Cause: the cluster's internal DNS can't resolve openlm_system_domain. This typically happens when the VM lives in a network where the FQDN isn't published.
Fix – set the CoreDNS hosts entry in config.yaml and re-run the installer:
add_coredns_hosts_entry: true
coredns_hosts_entry_ip: "<the VM's IP>"
See Air-gapped network without DNS for the full pattern.
End users can't reach the platform
Run dig <openlm_system_domain> +short from the user's machine (not from the VM). If it doesn't resolve to the VM's IP, fix your DNS A record. If it does resolve but the connection still fails, check the external firewall – port 443 must be open from the user's network.
Database issues
Reset the PostgreSQL or MariaDB password
The bundled database passwords are set once at install time. After that, passwords.yaml is no longer the source of truth. To reset:
PostgreSQL:
kubectl exec -n openlm-infrastructure -it postgres-postgresql-0 -- \
psql -U postgres -c "ALTER USER postgres WITH PASSWORD '<new-password>';"
MariaDB:
kubectl exec -n openlm-infrastructure -it mariadb-0 -- \
mysql -uroot -p'<old-password>' -e \
"ALTER USER 'root'@'%' IDENTIFIED BY '<new-password>'; FLUSH PRIVILEGES;"
Then update passwords.yaml and re-run the installer so the platform services pick up the new password.

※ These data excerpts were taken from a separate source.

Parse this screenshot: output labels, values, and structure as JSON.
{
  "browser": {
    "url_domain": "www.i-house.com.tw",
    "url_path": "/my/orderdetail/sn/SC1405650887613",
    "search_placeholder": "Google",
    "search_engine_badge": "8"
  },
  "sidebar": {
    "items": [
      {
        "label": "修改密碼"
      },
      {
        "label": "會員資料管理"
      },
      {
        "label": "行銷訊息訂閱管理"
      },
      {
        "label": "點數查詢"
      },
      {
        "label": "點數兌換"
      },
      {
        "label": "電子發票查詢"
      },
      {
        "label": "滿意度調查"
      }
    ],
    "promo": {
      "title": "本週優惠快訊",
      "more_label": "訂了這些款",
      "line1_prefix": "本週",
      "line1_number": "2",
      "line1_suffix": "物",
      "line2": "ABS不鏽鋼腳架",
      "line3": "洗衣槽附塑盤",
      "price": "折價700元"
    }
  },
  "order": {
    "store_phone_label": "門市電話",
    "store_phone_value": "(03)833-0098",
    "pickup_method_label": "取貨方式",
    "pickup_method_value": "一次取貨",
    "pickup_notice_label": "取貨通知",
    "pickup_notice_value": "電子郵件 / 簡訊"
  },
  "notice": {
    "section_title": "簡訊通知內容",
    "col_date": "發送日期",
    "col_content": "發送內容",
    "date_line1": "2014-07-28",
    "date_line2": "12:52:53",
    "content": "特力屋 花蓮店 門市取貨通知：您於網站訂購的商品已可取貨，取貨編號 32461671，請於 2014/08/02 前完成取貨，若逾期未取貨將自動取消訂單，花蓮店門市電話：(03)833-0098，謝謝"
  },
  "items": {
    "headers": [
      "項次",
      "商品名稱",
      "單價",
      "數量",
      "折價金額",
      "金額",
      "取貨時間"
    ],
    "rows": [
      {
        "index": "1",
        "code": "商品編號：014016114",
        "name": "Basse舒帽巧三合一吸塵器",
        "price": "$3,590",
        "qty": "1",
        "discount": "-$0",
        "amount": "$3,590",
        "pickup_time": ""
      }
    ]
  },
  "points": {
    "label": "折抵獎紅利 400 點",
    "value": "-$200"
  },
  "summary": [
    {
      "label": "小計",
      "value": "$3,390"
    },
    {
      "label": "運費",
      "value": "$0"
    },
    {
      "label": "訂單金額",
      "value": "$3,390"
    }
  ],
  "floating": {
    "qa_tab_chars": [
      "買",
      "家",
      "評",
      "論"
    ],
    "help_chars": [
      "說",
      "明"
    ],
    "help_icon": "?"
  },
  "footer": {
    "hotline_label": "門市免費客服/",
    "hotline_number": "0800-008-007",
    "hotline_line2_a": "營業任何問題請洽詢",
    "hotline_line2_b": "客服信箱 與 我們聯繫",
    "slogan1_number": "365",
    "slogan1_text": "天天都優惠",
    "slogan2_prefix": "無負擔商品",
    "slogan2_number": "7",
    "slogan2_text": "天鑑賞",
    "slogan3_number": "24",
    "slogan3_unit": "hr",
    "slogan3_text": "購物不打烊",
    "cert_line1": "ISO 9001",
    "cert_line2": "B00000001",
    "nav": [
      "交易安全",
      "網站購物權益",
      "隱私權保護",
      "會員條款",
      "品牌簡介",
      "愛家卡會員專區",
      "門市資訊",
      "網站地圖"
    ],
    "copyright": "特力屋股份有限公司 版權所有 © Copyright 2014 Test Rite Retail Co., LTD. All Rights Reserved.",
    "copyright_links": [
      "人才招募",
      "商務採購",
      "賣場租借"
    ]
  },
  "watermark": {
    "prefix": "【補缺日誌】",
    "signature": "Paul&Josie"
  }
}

Connect to a bundled database directly
# PostgreSQL
kubectl port-forward -n openlm-infrastructure svc/postgres-postgresql 5432:5432
# MariaDB
kubectl port-forward -n openlm-infrastructure svc/mariadb 3306:3306
# MongoDB
kubectl port-forward -n openlm-infrastructure svc/mongodb 27017:27017
Then run psql, mysql, or mongosh from another terminal pointing at localhost.
Kafka issues
Missing Kafka topics
If a service log shows "topic does not exist" or "Unknown topic or partition", re-run the topic creation script:
kubectl cp installation_files/kafka_topics/full_topic_list_create.sh \
openlm-infrastructure/kafka-controller-0:/tmp/create-topics.sh
kubectl exec -n openlm-infrastructure kafka-controller-0 -- \
bash /tmp/create-topics.sh
The script is idempotent – it skips topics that already exist.
List existing topics
kubectl exec -n openlm-infrastructure kafka-controller-0 -- \
/opt/bitnami/kafka/bin/kafka-topics.sh \
--bootstrap-server localhost:9092 --list
Disk space
K3s, container images, and database data all live on the VM's primary disk. If pods start failing with eviction warnings, check disk usage:
df -h
sudo du -sh /var/lib/rancher/k3s/*
sudo du -sh /var/lib/rancher/k3s/storage/* # persistent volume data
If /var/lib/rancher/k3s is full, the simplest fix is to extend the disk. To clean up unused container images:
sudo k3s crictl images # list
sudo k3s crictl rmi --prune # remove unused
Getting help
When you contact OpenLM support, include:
- Output of
kubectl get pods -A. - Output of
helm list -A. - Logs of the failing pod:
kubectl logs <pod> -n <ns> --tail 500. kubectl describe pod <pod> -n <ns>if the pod isn't running.- Your
config.yaml(redact passwords) and the version of the deployment package.